楽天野手陣も競争激化でポジション奪うのは誰? 若手の成長に鈴木大、銀次も危機感

楽天・辰己涼介(左)と黒川史陽【写真:荒川祐史】

「1番・中堅」を固めつつある辰己ら若手が猛アピール中

田中将大投手の8年ぶりの復帰で俄然盛り上がる楽天だが、キャンプ、練習試合を通じ野手陣でも若手が急成長している。3年目・24歳の辰己涼介外野手は石井一久新監督から“キャンプMVP”に選ばれ、2年目・19歳の黒川史陽内野手は25日のDeNAとの練習試合で5打数5安打の大当たり。これを受け中堅、ベテランの目の色が変わった。石井監督にとってはしてやったりの展開だ。

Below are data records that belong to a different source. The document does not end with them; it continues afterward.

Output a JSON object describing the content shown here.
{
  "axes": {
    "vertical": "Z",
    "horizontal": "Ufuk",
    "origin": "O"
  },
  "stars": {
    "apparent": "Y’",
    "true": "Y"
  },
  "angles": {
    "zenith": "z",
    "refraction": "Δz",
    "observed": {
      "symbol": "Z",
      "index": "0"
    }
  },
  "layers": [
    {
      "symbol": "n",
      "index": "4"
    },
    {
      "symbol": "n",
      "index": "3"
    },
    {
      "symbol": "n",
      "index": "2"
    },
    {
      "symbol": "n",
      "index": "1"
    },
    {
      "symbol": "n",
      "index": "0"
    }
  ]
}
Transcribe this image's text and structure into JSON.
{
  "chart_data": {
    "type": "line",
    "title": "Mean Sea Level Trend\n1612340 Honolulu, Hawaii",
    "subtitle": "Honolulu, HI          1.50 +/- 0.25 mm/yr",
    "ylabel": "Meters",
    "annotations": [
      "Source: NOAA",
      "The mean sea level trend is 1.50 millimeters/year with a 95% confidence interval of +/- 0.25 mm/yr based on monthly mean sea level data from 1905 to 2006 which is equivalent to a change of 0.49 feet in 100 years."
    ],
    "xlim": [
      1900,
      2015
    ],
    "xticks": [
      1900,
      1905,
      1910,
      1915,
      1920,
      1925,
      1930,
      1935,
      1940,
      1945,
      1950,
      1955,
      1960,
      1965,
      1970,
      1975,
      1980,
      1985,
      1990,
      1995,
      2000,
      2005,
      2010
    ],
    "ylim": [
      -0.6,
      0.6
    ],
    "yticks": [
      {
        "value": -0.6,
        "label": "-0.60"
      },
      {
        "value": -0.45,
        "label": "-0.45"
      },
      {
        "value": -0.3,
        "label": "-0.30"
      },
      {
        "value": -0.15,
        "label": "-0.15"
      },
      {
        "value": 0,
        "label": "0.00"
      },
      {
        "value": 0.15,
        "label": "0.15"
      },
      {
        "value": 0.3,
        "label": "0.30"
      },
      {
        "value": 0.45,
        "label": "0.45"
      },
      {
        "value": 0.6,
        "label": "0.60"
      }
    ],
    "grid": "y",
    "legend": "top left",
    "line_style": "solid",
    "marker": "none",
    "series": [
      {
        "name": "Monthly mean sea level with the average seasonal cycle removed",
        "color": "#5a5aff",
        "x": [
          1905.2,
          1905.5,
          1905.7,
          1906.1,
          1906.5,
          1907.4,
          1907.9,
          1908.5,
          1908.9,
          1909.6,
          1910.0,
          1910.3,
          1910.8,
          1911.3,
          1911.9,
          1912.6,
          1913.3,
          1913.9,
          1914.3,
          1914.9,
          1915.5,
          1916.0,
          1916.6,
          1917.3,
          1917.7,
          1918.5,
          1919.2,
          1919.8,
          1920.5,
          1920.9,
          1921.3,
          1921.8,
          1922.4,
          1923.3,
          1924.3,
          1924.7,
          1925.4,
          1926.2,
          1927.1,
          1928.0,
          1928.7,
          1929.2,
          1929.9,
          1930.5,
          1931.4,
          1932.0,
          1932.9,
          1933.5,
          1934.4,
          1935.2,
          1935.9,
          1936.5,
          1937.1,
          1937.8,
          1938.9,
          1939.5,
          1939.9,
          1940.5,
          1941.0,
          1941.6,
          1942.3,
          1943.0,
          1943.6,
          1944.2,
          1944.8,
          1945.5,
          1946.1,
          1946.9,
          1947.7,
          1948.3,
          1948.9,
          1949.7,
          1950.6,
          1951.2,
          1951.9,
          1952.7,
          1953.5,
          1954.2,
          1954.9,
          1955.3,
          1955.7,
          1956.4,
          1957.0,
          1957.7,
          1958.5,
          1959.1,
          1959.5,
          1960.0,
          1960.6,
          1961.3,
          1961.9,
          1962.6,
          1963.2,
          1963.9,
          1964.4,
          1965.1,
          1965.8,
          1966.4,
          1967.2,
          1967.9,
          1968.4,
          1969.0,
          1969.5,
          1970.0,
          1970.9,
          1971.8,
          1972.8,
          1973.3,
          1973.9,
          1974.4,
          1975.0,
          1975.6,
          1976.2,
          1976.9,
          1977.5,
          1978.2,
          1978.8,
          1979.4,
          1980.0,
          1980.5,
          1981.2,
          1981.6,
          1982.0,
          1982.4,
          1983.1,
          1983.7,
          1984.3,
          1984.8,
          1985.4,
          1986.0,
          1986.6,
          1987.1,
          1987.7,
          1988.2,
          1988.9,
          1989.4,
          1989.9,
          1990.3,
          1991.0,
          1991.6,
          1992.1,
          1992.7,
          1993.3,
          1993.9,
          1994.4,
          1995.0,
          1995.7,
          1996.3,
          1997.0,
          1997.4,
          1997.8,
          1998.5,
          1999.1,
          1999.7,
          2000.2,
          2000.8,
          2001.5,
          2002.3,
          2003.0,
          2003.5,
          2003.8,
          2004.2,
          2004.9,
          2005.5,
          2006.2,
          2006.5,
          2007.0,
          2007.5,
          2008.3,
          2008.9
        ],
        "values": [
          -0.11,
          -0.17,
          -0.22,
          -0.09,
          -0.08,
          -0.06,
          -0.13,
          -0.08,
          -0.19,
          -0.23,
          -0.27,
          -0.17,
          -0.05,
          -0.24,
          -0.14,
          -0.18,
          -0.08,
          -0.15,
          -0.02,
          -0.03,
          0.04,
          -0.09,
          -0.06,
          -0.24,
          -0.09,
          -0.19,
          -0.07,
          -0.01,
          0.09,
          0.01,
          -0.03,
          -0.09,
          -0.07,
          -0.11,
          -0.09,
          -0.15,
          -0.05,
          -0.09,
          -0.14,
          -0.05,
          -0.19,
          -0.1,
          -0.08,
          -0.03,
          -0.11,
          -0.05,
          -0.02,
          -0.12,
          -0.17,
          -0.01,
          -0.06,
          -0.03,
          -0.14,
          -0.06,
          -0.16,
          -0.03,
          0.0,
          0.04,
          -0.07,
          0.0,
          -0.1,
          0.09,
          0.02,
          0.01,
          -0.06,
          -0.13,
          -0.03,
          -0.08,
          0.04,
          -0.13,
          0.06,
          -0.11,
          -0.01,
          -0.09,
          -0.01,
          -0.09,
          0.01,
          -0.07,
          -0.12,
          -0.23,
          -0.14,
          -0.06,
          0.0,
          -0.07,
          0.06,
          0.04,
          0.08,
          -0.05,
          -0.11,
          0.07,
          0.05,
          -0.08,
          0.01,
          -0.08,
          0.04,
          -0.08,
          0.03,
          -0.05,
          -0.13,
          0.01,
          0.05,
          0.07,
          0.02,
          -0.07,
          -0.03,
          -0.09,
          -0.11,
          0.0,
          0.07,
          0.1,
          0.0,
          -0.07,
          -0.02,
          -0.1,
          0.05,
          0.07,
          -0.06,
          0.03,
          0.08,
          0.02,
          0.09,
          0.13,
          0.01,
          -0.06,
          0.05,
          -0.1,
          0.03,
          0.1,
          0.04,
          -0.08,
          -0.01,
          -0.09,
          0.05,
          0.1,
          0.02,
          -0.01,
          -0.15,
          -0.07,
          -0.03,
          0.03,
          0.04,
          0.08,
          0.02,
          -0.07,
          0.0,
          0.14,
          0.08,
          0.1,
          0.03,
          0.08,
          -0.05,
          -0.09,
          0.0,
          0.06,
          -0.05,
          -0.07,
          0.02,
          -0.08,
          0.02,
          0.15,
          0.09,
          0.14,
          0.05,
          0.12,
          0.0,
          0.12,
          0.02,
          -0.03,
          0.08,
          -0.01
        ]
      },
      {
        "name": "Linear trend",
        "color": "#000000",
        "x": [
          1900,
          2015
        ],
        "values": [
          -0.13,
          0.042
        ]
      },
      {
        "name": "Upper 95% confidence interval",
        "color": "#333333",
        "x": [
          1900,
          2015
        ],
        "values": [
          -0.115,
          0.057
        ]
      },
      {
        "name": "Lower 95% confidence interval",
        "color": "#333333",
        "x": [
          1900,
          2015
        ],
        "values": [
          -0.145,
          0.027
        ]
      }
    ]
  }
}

26日のヤクルトとの練習試合(浦添)では、鈴木大地内野手が「3番・一塁」でスタメン出場し、3回1死満塁での第2打席で左前適時打。4回2死一、二塁の第3打席でも一塁強襲の連続タイムリーを放った。それでも、ロッテからFA移籍し2年目を迎えた31歳は、前日の黒川の5打数5安打もあり「周りがすごく打っているので、置いていかれないように、アピールできるようにと思っていた」、「いろいろ試している部分もあるが、結果を残さないといけない。結果にもこだわっていきたい」と危機感を口にした。

この試合では、途中から出場した生え抜き16年目・33歳の銀次内野手も、6回に右前適時打、8回に右翼席へソロと存在感をアピール。石井監督は「若手の調子がいい中で、中堅の選手もしっかり調整して結果を残してくれているのは頼もしい」と目を細め、「打てるところだけを待ってスイングするという我慢ができるあたり、やっぱり違うな、というところを見せてくれている。若手も彼らの背中を見て、もう1ランク上がってほしい」と評した。

楽天・鈴木大地(左)と銀次【写真:荒川祐史】

黒川が二塁のポジションを奪うなら浅村は一塁、DHの可能性も

鈴木大は昨季、三塁手としてベストナインとゴールデングラブ賞に輝く一方、一塁手としても36試合スタメン出場した。もともと内野ならどこでも、必要とあれば外野も守れるユーティリティプレーヤーである。一方、2017年にベストナインとゴールデングラブ賞をダブル受賞した銀次は、昨季の鈴木大加入の影響もあって88試合出場にとどまり、巻き返しを誓っているところだ。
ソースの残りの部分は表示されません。